98% percent of all matter, along with the fundamental forces that govern the universe, were created in the time it takes you to make a sandwich.

bill bryson a short history of nearly everything review

In just three minutes, the universe grew from the tiniest of specks to over 100 billion light-years in diameter. It may be hard to grasp just how fast that is, so let’s put it another way. Scientists believe that immediately after the big bang, the universe doubled in size every 10 -34 seconds. The sheer scale and speed of this explosion are hard to fathom. In a single moment, all the future contents of the universe were flung across the void.

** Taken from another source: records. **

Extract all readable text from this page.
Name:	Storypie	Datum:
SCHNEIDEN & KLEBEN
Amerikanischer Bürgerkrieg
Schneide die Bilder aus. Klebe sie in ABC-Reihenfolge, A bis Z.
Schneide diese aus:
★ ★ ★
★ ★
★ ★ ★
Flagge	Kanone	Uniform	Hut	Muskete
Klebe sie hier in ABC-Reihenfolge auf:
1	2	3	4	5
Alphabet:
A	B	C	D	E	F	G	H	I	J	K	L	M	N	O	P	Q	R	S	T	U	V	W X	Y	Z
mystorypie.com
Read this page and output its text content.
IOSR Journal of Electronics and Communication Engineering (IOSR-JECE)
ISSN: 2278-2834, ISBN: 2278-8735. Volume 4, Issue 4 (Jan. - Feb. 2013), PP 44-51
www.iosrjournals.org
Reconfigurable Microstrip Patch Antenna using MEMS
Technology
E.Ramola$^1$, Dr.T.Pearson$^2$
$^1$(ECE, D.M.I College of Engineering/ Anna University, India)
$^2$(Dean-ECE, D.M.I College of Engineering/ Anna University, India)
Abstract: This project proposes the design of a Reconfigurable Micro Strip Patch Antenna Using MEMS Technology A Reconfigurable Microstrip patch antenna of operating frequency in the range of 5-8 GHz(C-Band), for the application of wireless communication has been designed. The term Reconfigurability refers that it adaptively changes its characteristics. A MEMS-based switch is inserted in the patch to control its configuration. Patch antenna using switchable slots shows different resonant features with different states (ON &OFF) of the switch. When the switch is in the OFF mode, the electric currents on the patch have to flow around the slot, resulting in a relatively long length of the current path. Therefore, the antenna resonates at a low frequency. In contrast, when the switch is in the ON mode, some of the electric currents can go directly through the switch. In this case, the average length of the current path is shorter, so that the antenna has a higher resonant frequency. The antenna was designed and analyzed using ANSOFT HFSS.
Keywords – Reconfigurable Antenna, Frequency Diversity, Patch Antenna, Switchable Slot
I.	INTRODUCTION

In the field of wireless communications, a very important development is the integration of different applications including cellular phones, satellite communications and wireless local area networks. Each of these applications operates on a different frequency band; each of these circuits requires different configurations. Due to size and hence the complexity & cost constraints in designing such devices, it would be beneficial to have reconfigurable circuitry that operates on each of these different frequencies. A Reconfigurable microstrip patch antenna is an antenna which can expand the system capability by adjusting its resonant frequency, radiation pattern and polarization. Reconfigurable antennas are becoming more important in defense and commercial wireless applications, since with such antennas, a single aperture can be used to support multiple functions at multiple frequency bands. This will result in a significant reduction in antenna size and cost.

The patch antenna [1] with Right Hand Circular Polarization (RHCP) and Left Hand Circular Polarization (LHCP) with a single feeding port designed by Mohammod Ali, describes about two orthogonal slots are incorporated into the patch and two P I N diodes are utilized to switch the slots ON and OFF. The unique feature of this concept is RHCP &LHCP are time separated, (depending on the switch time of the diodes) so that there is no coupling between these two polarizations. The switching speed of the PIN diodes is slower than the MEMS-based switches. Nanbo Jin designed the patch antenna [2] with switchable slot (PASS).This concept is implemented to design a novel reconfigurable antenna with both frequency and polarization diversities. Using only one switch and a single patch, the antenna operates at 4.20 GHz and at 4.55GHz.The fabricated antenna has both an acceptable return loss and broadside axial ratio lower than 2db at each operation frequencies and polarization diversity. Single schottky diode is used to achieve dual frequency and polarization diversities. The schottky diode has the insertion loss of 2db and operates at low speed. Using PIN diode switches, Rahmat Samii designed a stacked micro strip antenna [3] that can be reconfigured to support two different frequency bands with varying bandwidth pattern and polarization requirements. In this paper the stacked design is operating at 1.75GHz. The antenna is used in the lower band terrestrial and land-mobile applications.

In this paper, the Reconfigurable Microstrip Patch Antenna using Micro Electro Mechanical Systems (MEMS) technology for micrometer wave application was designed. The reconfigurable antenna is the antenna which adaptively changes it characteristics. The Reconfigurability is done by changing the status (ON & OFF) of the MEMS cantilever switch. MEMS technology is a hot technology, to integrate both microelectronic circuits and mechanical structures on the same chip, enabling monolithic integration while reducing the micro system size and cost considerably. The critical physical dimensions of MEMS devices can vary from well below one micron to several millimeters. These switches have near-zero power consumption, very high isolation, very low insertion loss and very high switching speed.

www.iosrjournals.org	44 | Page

bill bryson a short history of nearly everything review

Suddenly – and no one quite knows why – this singularity exploded. Confined in this single, infinitely dense point were all the building blocks of the universe. This point was so compact that it had no dimensions. The big bang theory states that the universe began as a single point of nothingness called a singularity. So what exactly happened when the universe was formed? Here’s the key message: The big bang theory states that the universe developed from an incredibly dense point, and at terrific speed. By complete accident, Penzias and Wilson have found the first concrete evidence of the big bang – the moment when our universe was born. When Dicke hears their story, he instantly knows what they’re on to – it’s cosmic background radiation left over from the birth of the universe. In exasperation, they call Robert Dicke, an astrophysicist at Princeton. They climb onto the antenna and clean off the bird poo. Penzias and Wilson try everything to get rid of the hiss. Wherever they point the antenna, there’s persistent interference – a weird, unfocused hiss that just won’t go away. They’re trying to find a bit of radio silence so that they can perform experiments. Two radio astronomers, Arno Penzias and Robert Wilson, are working with a large communication antenna in New Jersey.